Yesterday, a couple of colleagues/friends and I walked into Ifrane for a morning coffee and, …yes, I’ll admit it, two petit pan aux chocolat. The center of town, an Alpine look-alike, is not distant (perhaps ¾ mile from my apartment), nor an arduous in terms of slopes and inclines, so the stroll is usually a welcome diversion from dashing around on campus. Coffee drunk and croissants savored, Sandra and I walked on to the Municipal Marche where I do most of my weekly shopping, which consists of the fixings for harira or another soup, yogurt, apples, bananas, the Moroccan equivalent of Crystal Light, bread, eggs, cheese, plus sunflower seeds and fresh roasted peanuts. Alas, neither of my peanut/sunflower men was open for business, a slight damper to my day as the treats are effective nibble suppressors. Those of you who have lived here, particularly in the Peace Corps years, probably used them, as I did, as meat substitutes and protein staples.
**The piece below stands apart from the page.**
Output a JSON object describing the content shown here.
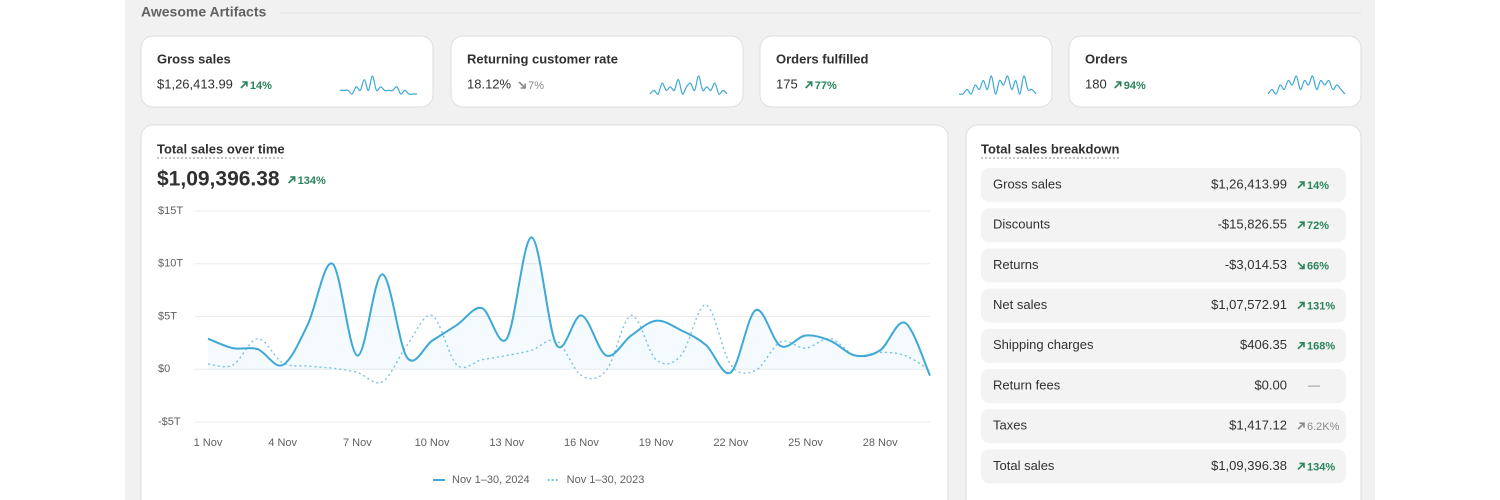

Yesterday’s souk find was a COAT! I couldn’t believe it when I saw one about my size hanging on the rack at a “could be new, could be used” shop at the Marche – black, below the knee length, with a fuzzy liner and good pockets for gloves, plus a hidden hood. And it fit! She wanted 500 dirhams, or about $60, but I was firm at 350MAD, and ultimately she agreed. Living in California, a coat hasn’t been a priority, with an urgent need arising only a few times a year. And boots, are you kidding? Only a wuss wears boots. Athleticism in the Bay Area is all about leaping over puddles, dodging tire spray, and managing your umbrella so adroitly that it never blows inside out.
Here, with the still-frequent cerulean skies, and despite one umbrella already in shreds, I’ve been slow to recognize what 5000 feet will mean in terms of serious chills and inclement weather. The week before our Eid break a storm raged on for days, dumping swimming pools of rain on the lawns and pathways, creating puddles that soaked my leather slip-ons, leaving my footwear a sodden mess and my feet frozen bricks of flesh.
And so it was that the first thing we did in Tangier on our five day Eid break was hunt down and visit Casa Barata (Cheap House), a vast souk of hundreds of stalls. In one I found white rubber go-go boots in my size, which happens to be larger than most Moroccan women. Donna Summers and I could be a duo in these boots. The pic on the left is not of me, but it is a dead-on match of what my feet look like in these style-police horrors. Still, I was grateful to find them and relatively cheaply ($9) as well. The jacket hunt which followed resulted in an equally fashionable windbreaker-type covering in a death-to-beige hue. Great for boating if you boat is a tug. Any jacket in a storm was my mantra as I plunked down $10 for the jacket. Returning by train a few days later, after skimming the surface of Tangier and spotting hundreds of char-broiling sheeps’ heads, bloody hides rolled into lumps of hairy wounds and packed into vans for transport to the tanning factories, and horns by the hundreds that would have Pan drooling, I felt more ready for the approaching winter.
Our stay in Tangier was made more interesting by the choice of hotel. The Hotel Continental, with its ornate and fascinating interiors, first opened its doors in 1895 and has welcomed dignitaries both famous and infamous on a regular basis since. My share of our triple room with breakfast for four nights was $100 even. Breakfasts were usually taken on the second floor terrace and provided a stunning view of the port and the ocean beyond. Just as riveting a scene was available from the roof of a restaurant in the Kasbah where we ate a most delectable meal and fended off the importunities of a “faux guide” who at first assured us he wasn’t after any money. Twenty minutes later, as we are wondering why he is still with us on the roof, we learn that his assurances were akin to those of a politician. But, no money exchanged hands and eventually he left, bereft. That didn’t prevent us from enjoying the meal and the scene and even the sounds of boys playing soccer in the ancient square just below.